薬剤師が来て、食事が始まったので入院前から飲んでいた降圧剤などについて当院薬局で処方したものを服用するように指示。退院まで継続とのこと。入院前に服用していた降圧剤は2種類の薬の「合剤」で当院薬局では処方していないので、2種類の薬を出しますと。

夕食。
重湯、味噌汁(汁のみ)、牛乳200ml、アイスクリーム。

アイスクリーム、うれしい(しかし退院までこれ1回だけだった)。食事の写真スマホで撮って奥さんと子どもたちに送る。全員アイスクリームに強く反応。

このぶんだと週明けには退院できるかもしれないと勝手に思う。



1月11日(水)

体重計に乗る。入院前に比べ6kg減。そりゃ何も食ってないんだからな。しかしショック。

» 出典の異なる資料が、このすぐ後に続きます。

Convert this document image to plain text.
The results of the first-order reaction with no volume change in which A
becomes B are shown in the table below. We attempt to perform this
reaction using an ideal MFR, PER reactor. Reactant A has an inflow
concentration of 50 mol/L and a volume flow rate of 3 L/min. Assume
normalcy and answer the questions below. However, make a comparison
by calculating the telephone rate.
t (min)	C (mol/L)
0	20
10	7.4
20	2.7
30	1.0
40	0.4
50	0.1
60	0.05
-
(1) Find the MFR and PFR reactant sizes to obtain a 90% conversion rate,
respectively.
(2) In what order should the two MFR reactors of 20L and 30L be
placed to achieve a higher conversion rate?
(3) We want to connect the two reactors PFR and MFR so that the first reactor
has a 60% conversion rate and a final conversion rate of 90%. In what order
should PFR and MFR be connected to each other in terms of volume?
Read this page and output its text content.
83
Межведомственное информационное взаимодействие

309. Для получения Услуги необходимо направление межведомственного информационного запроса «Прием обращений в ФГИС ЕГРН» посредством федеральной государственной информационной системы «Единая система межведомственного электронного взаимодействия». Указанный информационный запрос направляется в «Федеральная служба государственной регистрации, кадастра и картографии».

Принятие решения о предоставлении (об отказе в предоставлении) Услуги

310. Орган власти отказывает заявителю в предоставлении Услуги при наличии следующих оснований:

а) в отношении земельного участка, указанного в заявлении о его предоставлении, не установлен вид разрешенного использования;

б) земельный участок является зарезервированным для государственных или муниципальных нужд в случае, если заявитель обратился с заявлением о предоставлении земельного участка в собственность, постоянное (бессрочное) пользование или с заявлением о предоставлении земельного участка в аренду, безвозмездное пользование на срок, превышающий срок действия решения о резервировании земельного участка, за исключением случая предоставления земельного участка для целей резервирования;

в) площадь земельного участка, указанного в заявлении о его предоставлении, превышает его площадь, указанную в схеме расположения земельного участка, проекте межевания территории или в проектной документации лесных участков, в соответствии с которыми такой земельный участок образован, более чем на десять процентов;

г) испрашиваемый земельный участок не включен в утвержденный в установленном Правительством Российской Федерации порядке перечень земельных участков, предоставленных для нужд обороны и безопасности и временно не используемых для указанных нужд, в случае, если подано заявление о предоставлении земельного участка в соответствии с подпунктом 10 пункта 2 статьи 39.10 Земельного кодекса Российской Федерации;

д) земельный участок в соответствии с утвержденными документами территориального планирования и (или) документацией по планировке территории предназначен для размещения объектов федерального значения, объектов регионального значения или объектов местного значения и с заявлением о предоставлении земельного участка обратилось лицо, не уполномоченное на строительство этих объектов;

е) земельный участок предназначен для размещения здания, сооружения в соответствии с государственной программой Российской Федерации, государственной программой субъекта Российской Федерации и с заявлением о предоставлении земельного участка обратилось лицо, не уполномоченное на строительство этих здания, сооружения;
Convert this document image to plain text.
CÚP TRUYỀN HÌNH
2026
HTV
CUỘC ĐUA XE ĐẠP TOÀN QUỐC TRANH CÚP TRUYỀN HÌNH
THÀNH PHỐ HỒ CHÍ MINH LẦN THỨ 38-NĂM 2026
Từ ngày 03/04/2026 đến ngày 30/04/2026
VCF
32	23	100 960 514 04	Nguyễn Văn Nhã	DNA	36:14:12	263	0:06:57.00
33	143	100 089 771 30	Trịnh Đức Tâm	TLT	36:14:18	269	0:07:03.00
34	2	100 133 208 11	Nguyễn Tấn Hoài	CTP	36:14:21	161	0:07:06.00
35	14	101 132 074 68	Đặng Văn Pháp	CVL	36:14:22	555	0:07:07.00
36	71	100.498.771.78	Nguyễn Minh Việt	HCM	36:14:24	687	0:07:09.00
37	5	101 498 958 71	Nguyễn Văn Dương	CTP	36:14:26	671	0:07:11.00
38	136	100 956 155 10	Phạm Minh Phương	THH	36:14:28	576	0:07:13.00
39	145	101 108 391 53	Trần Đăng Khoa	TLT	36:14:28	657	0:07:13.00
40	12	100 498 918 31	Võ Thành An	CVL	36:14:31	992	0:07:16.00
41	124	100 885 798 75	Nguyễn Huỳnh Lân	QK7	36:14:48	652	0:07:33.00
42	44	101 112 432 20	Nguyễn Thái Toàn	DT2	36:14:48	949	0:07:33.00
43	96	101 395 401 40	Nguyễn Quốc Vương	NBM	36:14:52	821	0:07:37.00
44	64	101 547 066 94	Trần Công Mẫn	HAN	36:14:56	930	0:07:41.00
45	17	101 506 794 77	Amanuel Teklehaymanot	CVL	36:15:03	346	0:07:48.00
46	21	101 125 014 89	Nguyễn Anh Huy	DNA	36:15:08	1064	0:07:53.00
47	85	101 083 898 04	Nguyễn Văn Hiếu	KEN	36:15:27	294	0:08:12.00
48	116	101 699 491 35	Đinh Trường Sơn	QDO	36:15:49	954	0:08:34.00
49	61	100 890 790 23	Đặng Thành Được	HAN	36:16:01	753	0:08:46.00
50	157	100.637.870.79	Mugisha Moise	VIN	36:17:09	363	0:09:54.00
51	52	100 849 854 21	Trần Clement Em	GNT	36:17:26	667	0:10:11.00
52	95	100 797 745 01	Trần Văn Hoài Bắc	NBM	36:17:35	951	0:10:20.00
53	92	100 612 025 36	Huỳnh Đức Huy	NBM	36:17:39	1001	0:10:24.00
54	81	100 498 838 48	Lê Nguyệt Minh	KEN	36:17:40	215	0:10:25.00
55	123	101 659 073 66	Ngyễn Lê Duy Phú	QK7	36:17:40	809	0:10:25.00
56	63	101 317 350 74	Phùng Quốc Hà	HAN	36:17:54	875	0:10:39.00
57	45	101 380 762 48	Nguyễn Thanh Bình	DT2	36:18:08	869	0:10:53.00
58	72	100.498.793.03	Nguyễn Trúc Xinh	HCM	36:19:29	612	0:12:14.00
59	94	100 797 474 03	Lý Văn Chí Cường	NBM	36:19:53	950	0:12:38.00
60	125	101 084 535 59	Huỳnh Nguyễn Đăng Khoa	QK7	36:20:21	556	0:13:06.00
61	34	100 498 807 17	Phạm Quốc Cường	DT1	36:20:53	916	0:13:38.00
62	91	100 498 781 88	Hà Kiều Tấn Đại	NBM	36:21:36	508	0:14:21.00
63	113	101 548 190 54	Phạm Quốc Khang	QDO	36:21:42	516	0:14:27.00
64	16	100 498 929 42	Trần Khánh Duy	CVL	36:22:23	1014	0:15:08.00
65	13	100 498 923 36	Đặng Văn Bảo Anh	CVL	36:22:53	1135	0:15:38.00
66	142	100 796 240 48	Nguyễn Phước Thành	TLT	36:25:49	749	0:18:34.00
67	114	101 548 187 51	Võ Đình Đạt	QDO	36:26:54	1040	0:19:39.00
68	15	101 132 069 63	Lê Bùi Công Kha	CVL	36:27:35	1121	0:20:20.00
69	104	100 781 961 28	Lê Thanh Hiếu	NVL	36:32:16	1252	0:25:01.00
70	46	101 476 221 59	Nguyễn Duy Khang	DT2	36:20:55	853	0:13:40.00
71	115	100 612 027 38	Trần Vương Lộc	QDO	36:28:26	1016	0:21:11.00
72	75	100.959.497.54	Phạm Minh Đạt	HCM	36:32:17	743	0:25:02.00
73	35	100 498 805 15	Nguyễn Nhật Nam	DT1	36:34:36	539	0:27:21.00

朝食は重湯、味噌汁(汁のみ)、牛乳。アイスなくてがっかり。

レントゲン撮影。

シャワー室を看護師が予約してくれたのでコンビニへボディーソープを買いに行く。

回診で執刀医、順調なので次の食事から「五分粥」にしましょう。

点滴の針、抜かれる。身体に何も刺さってない。WOW !

14時、シャワー室で身体を洗う。3日夜以来だから8日ぶりの「風呂」。手術の「穴」3つを避けながら身体を洗う。

依然として胃腸の張りがあり「お通じ」はほとんどないし「ガス」もあまり出ない。でも、あとは退院を待つのみという気分になってきた。

昼食。五分粥、梅干し、ソフトサケあんかけ(鮭切り身のカタチに成形した練り物)、キャベツの肉味噌かけ(ドロドロ)、すまし汁(豆腐入り)。だいぶ食事っぽくなった。

夕食。五分粥、梅干し、ソフトトリニク野菜あんかけ(鶏ムネ肉のカタチに成形した練り物)、白菜のお浸し。味噌汁(玉ねぎ)、牛乳。


1月12日(木)

朝食。五分粥、梅びしお(小パック入り)、はんぺん煮付け、つぶし金時豆(ペースト状)、牛乳。

レントゲン撮影。採血。

執刀医が来て傷口を点検。レントゲンも血液検査も良好なので、もう退院しても大丈夫と言われる。じゃあ明日朝退院でお願いします! 食事もお昼から全粥に。

昼食。全粥、筑前煮、酢の物(シラスと白菜)、フルーツカクテル、かき玉汁、梅干し。

薬剤師が来て退院後の内服薬について説明される。もともと飲んでいた薬は退院と同時に再開すること。別途胃薬を3日分処方するので、これは飲み切って終わりにして下さい。

夕食。全粥、あじのソテー(成形品でなくモノホンの鯵、骨抜き)、サラダ(フレンチドレッシングの小パック付き)、かぶ煮物、バナナ1本、肉入り野菜スープ、梅干し

荷物をまとめる(大したモノはない)。


1月13日(金)

検査なし。

朝食。全粥、海苔佃煮、炒り卵あんかけ、ゆば入り青梗菜炒め、味噌汁(玉ねぎ)、牛乳

病棟の事務の人から退院手続きの説明。救急搬送時、かかりつけ病院から渡ったCTのデータCD-Rを返される。

10時。着替えてから病院1階の会計窓口で精算。領収証を持って病棟に引き返し入院患者のリストバンドを切ってもらう。

10時15分。病院正面玄関からタクシーに乗る。約5分で自宅前に到着(そのくらい近い)。道路を歩くとフラつく。このフラつきはその後2日間残った。